1. gazeteci: ingiliz dış işleri bakanının niçin elini sıktınız efendim?
    süleyman demirel: neresini sıkacaktım kardeşim...
  2. 1)kurus'a sormuşlar: ''neden krezüs'ün hayatını bağışladın?'' o da demiş ki, '' şimdi krezüs'ü niye bağışladım? neyi, kimi bağışladım bunu izaha gerek yok. gördünüz buyurdum bağışladım, ama öldürtebilirim de, öldürttüysem ölmüştür. görünen hoplit uzakta değildir. krezüs'ü bağışladım da sonra bağışlamadım mı dedim? bunlar birtakım uydurma laflardır."

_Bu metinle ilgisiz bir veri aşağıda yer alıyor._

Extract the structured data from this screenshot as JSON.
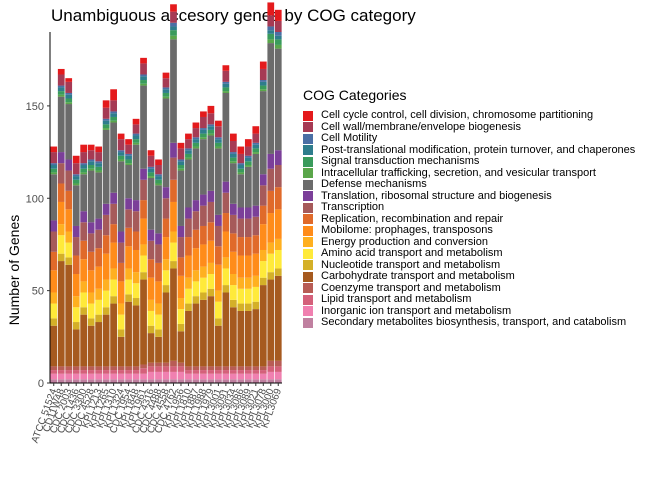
{
  "chart_data": {
    "type": "bar",
    "stacked": true,
    "title": "Unambiguous accesory genes by COG category",
    "xlabel": "",
    "ylabel": "Number of Genes",
    "ylim": [
      0,
      190
    ],
    "yticks": [
      0,
      50,
      100,
      150
    ],
    "grid": false,
    "legend_position": "right",
    "legend_title": "COG Categories",
    "categories": [
      "ATCC 51524",
      "CD11W48",
      "CDC 2003",
      "CDC 1436",
      "CDC 3300",
      "CDC 4528",
      "KPL1213",
      "KPL1265",
      "KPL1310",
      "KPL1324",
      "CDC 1954",
      "KPL1848",
      "KPL1961",
      "CDC 4316",
      "CDC 4488",
      "CDC 4558",
      "CDC 4762",
      "KPL1956",
      "KPL1810",
      "KPL1887",
      "KPL1988",
      "KPL1979",
      "KPL3001",
      "KPL3091",
      "KPL3034",
      "KPL3086",
      "KPL3089",
      "KPL3021",
      "KPL3078",
      "KPL3000",
      "KPL3069"
    ],
    "series": [
      {
        "name": "Cell cycle control, cell division, chromosome partitioning",
        "color": "#e41a1c",
        "values": [
          3,
          3,
          2,
          4,
          4,
          3,
          3,
          4,
          6,
          3,
          3,
          3,
          3,
          3,
          3,
          3,
          4,
          3,
          3,
          3,
          3,
          4,
          3,
          3,
          4,
          4,
          4,
          4,
          4,
          7,
          6
        ]
      },
      {
        "name": "Cell wall/membrane/envelope biogenesis",
        "color": "#a63a54",
        "values": [
          6,
          6,
          6,
          6,
          6,
          5,
          5,
          6,
          6,
          6,
          5,
          5,
          6,
          6,
          5,
          5,
          6,
          6,
          5,
          5,
          6,
          6,
          6,
          6,
          6,
          5,
          5,
          5,
          6,
          6,
          6
        ]
      },
      {
        "name": "Cell Motility",
        "color": "#4a6fa5",
        "values": [
          1,
          1,
          1,
          1,
          1,
          1,
          1,
          1,
          1,
          1,
          1,
          1,
          1,
          1,
          1,
          1,
          2,
          1,
          1,
          1,
          1,
          1,
          1,
          1,
          1,
          1,
          1,
          1,
          1,
          2,
          2
        ]
      },
      {
        "name": "Post-translational modification, protein turnover, and chaperones",
        "color": "#2e7d8c",
        "values": [
          2,
          2,
          2,
          2,
          2,
          2,
          2,
          2,
          2,
          2,
          2,
          2,
          2,
          2,
          2,
          2,
          2,
          2,
          2,
          2,
          2,
          2,
          2,
          2,
          2,
          2,
          2,
          2,
          2,
          2,
          2
        ]
      },
      {
        "name": "Signal transduction mechanisms",
        "color": "#3a9b5c",
        "values": [
          2,
          2,
          2,
          2,
          2,
          2,
          2,
          2,
          2,
          2,
          2,
          2,
          2,
          2,
          2,
          2,
          3,
          2,
          2,
          2,
          2,
          2,
          2,
          2,
          2,
          2,
          2,
          2,
          2,
          3,
          3
        ]
      },
      {
        "name": "Intracellular trafficking, secretion, and vesicular transport",
        "color": "#5aa64a",
        "values": [
          1,
          1,
          1,
          1,
          1,
          1,
          1,
          1,
          1,
          1,
          1,
          1,
          1,
          1,
          1,
          1,
          2,
          1,
          1,
          1,
          1,
          1,
          1,
          1,
          1,
          1,
          1,
          1,
          1,
          2,
          2
        ]
      },
      {
        "name": "Defense mechanisms",
        "color": "#6b6b6b",
        "values": [
          25,
          30,
          30,
          22,
          20,
          28,
          25,
          40,
          38,
          38,
          18,
          30,
          45,
          28,
          26,
          48,
          56,
          30,
          26,
          28,
          30,
          30,
          36,
          48,
          22,
          18,
          22,
          28,
          45,
          60,
          55
        ]
      },
      {
        "name": "Translation, ribosomal structure and biogenesis",
        "color": "#7b3f99",
        "values": [
          6,
          6,
          6,
          6,
          6,
          6,
          6,
          6,
          6,
          6,
          6,
          6,
          6,
          6,
          6,
          6,
          8,
          6,
          6,
          6,
          6,
          6,
          6,
          6,
          6,
          6,
          6,
          6,
          6,
          8,
          8
        ]
      },
      {
        "name": "Transcription",
        "color": "#a65a5a",
        "values": [
          11,
          11,
          11,
          10,
          10,
          10,
          10,
          11,
          11,
          11,
          10,
          11,
          11,
          10,
          10,
          11,
          12,
          11,
          10,
          10,
          11,
          11,
          11,
          11,
          10,
          10,
          10,
          10,
          11,
          12,
          12
        ]
      },
      {
        "name": "Replication, recombination and repair",
        "color": "#e06a2a",
        "values": [
          10,
          10,
          10,
          10,
          10,
          10,
          10,
          10,
          10,
          10,
          10,
          10,
          10,
          10,
          10,
          10,
          12,
          10,
          10,
          10,
          10,
          10,
          10,
          10,
          10,
          10,
          10,
          10,
          10,
          12,
          12
        ]
      },
      {
        "name": "Mobilome: prophages, transposons",
        "color": "#ff8c1a",
        "values": [
          12,
          12,
          12,
          12,
          12,
          12,
          12,
          14,
          14,
          12,
          12,
          12,
          14,
          12,
          12,
          12,
          16,
          12,
          12,
          12,
          12,
          12,
          14,
          14,
          12,
          12,
          12,
          12,
          14,
          16,
          16
        ]
      },
      {
        "name": "Energy production and conversion",
        "color": "#ffb020",
        "values": [
          6,
          6,
          6,
          6,
          6,
          6,
          6,
          6,
          6,
          6,
          6,
          6,
          6,
          6,
          6,
          6,
          6,
          6,
          6,
          6,
          6,
          6,
          6,
          6,
          6,
          6,
          6,
          6,
          6,
          6,
          6
        ]
      },
      {
        "name": "Amino acid transport and metabolism",
        "color": "#ffea3a",
        "values": [
          8,
          10,
          8,
          8,
          8,
          8,
          8,
          9,
          9,
          8,
          8,
          8,
          9,
          8,
          8,
          8,
          10,
          8,
          8,
          8,
          8,
          8,
          9,
          9,
          8,
          8,
          8,
          8,
          9,
          10,
          10
        ]
      },
      {
        "name": "Nucleotide transport and metabolism",
        "color": "#d4b028",
        "values": [
          4,
          4,
          4,
          4,
          4,
          4,
          4,
          4,
          4,
          4,
          4,
          4,
          4,
          4,
          4,
          4,
          4,
          4,
          4,
          4,
          4,
          4,
          4,
          4,
          4,
          4,
          4,
          4,
          4,
          4,
          4
        ]
      },
      {
        "name": "Carbohydrate transport and metabolism",
        "color": "#a65a1f",
        "values": [
          22,
          57,
          55,
          20,
          28,
          22,
          24,
          28,
          34,
          16,
          35,
          33,
          46,
          16,
          14,
          38,
          50,
          17,
          30,
          34,
          36,
          38,
          22,
          40,
          32,
          30,
          30,
          31,
          44,
          44,
          46
        ]
      },
      {
        "name": "Coenzyme transport and metabolism",
        "color": "#b85c55",
        "values": [
          2,
          2,
          2,
          2,
          2,
          2,
          2,
          2,
          2,
          2,
          2,
          2,
          2,
          2,
          2,
          2,
          3,
          2,
          2,
          2,
          2,
          2,
          2,
          2,
          2,
          2,
          2,
          2,
          2,
          3,
          3
        ]
      },
      {
        "name": "Lipid transport and metabolism",
        "color": "#d4607a",
        "values": [
          2,
          2,
          2,
          2,
          2,
          2,
          2,
          2,
          2,
          2,
          2,
          2,
          3,
          3,
          3,
          3,
          3,
          3,
          2,
          2,
          2,
          2,
          2,
          2,
          2,
          2,
          2,
          2,
          2,
          3,
          3
        ]
      },
      {
        "name": "Inorganic ion transport and metabolism",
        "color": "#f080b0",
        "values": [
          3,
          3,
          3,
          3,
          3,
          3,
          3,
          3,
          3,
          3,
          3,
          3,
          3,
          4,
          4,
          4,
          4,
          4,
          3,
          3,
          3,
          3,
          3,
          3,
          3,
          3,
          3,
          3,
          3,
          4,
          4
        ]
      },
      {
        "name": "Secondary metabolites biosynthesis, transport, and catabolism",
        "color": "#c080a0",
        "values": [
          2,
          2,
          2,
          2,
          2,
          2,
          2,
          2,
          2,
          2,
          2,
          2,
          2,
          2,
          2,
          2,
          2,
          2,
          2,
          2,
          2,
          2,
          2,
          2,
          2,
          2,
          2,
          2,
          2,
          2,
          2
        ]
      }
    ]
  }
}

    2)büyük iskender, gordion'da kral midas'ın düğümünü kestikten sonra ptolemiaos yanına gelerek, "efendim, o düğümü kılıçla değil, elinizle çözmeniz gerekiyordu" demiş. bunun üzerine genç imparator, "ister s*kmle keserim, ister kılıçla. şu an seni de iki parçaya ayırabilirim. benim gözümde bir düğüm kadar değerin yok." diye cevap vermiş, bunun üzerine ptolemiaos müslüman olmuş ve "batlamaziz" adını almıştır.

    editlenecektir.
  3. necip fazıl kısakürek vapurla karaköy'e geçerken, yanına biri yaklaşıp; "üstad, peygambere ne diye gerek duyuldu? biz kendi yolumuzu bulabilirdik." diye sorunca...
    necip fazıl, okuduğu kitaptan başını kaldırmadan;"ne diye vapura bindin yüzerek geçsene karşıya" cevabını vermiş .

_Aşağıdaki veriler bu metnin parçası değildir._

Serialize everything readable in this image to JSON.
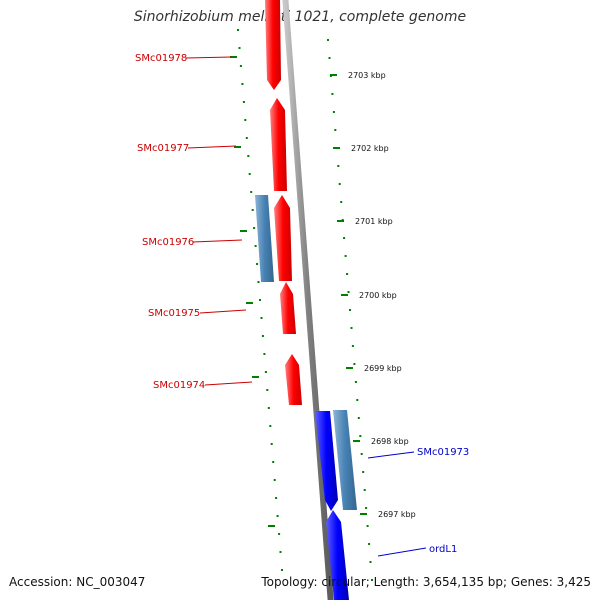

    edit: haftanın en beğenilmeyen yorumlarına girmiş bu entry.39482093 kez daha okudum,sebebini ben bulamadım.
    eale
  4. rte bir kadına makyaj yaparken dediğini mitingde anlatır:

    ''kaportası bozuk ki düzeltme ihtiyacı duyuyor, bakın bizde yok evvellallah'' demiş bir mitinginde.

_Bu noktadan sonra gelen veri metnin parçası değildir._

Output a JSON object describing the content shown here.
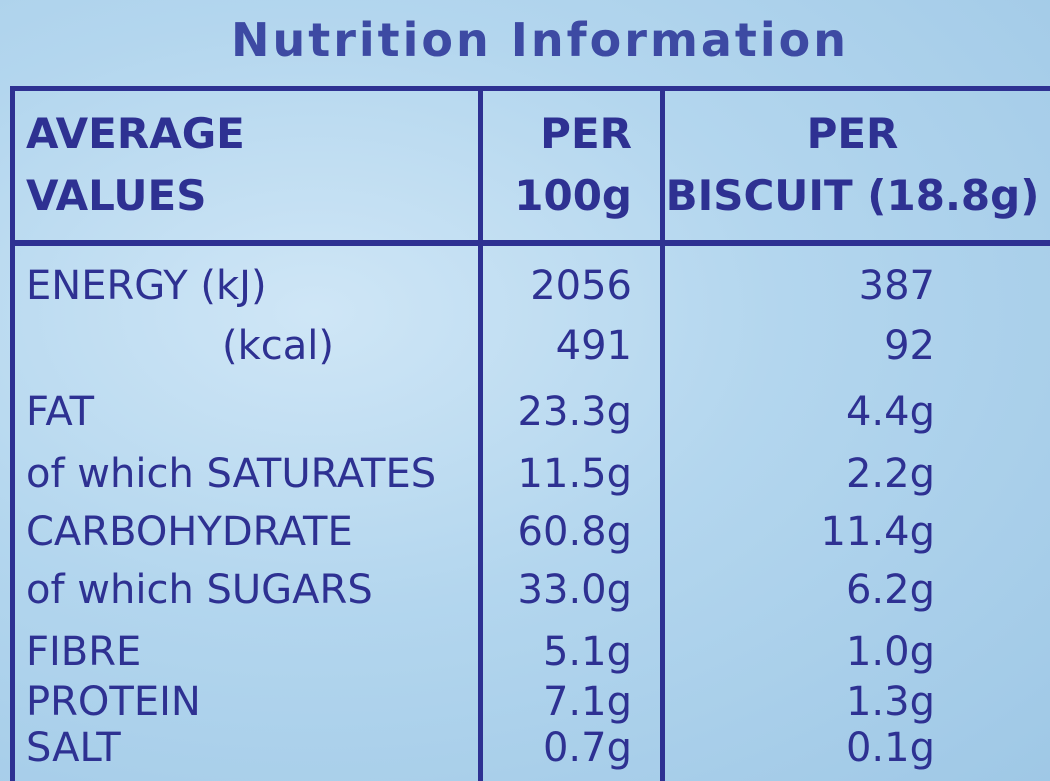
{
  "title": "Nutrition Information",
  "table": {
    "header": [
      [
        "AVERAGE",
        "VALUES"
      ],
      [
        "PER",
        "100g"
      ],
      [
        "PER",
        "BISCUIT (18.8g)"
      ]
    ],
    "rows": [
      [
        "ENERGY (kJ)",
        "2056",
        "387"
      ],
      [
        "(kcal)",
        "491",
        "92"
      ],
      [
        "FAT",
        "23.3g",
        "4.4g"
      ],
      [
        "of which SATURATES",
        "11.5g",
        "2.2g"
      ],
      [
        "CARBOHYDRATE",
        "60.8g",
        "11.4g"
      ],
      [
        "of which SUGARS",
        "33.0g",
        "6.2g"
      ],
      [
        "FIBRE",
        "5.1g",
        "1.0g"
      ],
      [
        "PROTEIN",
        "7.1g",
        "1.3g"
      ],
      [
        "SALT",
        "0.7g",
        "0.1g"
      ]
    ]
  }
}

    nasıl karizmatik olmayan cevap olarak iyi bir örnek sundum :)
  5. lord kinross- atatürk bir milletin yeniden doğuşu kitabından alıntıdır:

    bir gün çankaya'da mussolini'nin elçisi, ülkesinin antalya bölgesi üzerinde yeniden öne sürdüğü isteklerden bahsetmişti. gazi, onu hiçbir şey söylemeden dinledi. sonra birkaç dakika izin isteyerek odadan çıktı. döndüğü vakit, cumhuriyet'in ilanından beri ilk olarak, sırtına mareşal üniformasını giymişti. ses çıkarmadan yerine oturdu ve, "şimdi devam edin lütfen," dedi. susma sırası büyükelçiye gelmişti.
  6. para, para, para...
  7. o zamanlar bu kadar zengin olmayan acun parmak arası terliği, bermuda şortu ve kameranı ferudunla beraber yine bir yerlerde firardadır. elinde mikrofon sokakları turlarken üstü açık spor bir araba içersinde üç erkek görür, yanlarına gider sohbeti başlatır ilerletir.

    acun - arabanız güzel ama kız yok neden?
    -üzgünüm biz gayiz.
    -siz de iki erkeksiniz ama yanınızda kız yok (ferudun ve acun'u göstererek)
    acun - ama biz normaliz.
    - normal gay?? thug life

    bunun üzerine acun ordan topuklar, kızar ve diablo s.kerm belanı der.
  8. cemal grada- atatürk'ün uşağının gizli defteri kitabından alıntıdır:

    yugoslav kralı aleksandra 4 ekim 1933 çarşamba günü bir torpidoyla istanbul'a gelmişti. o gece kral şerfine verilen ziyafette kralla atatürk arasında şöyle bir diyalog geçer;

    kral, atatürk'e:

    "size bir sırrımı söyleyeceğim" demiş. koltuğa oturduktan sonra da eklemiş: "eğer bazı avrupalı devletlerin vaatlerine inansaydık yunanlıların yerine anadolu'ya biz çıkacaktık"

    atatürk gülerek kralın elini sıkmış:

    "öyleyse geçmiş olsun diyelim ekselans"
  9. "geldikleri gibi giderler."

    gittiler.
  10. büyük iskender, hocası aristo'nun hocası sinop'lu diyojen ile tanışmak ister. aristo'yu da yanına alır, düşer yola. sinop'a gelir, diyojen'i bulur. diyojen bir fıçının içinde yaşayan, dünyadan elini eteğini çekmiş yaşlı bir alimdir. iskender bu yaşlı adama yardım etmek ister.

    iskender: "ben büyük iskender'im. dile benden ne dilersen!"
    diyojen: "gölge etme, başka ihsan istemez!"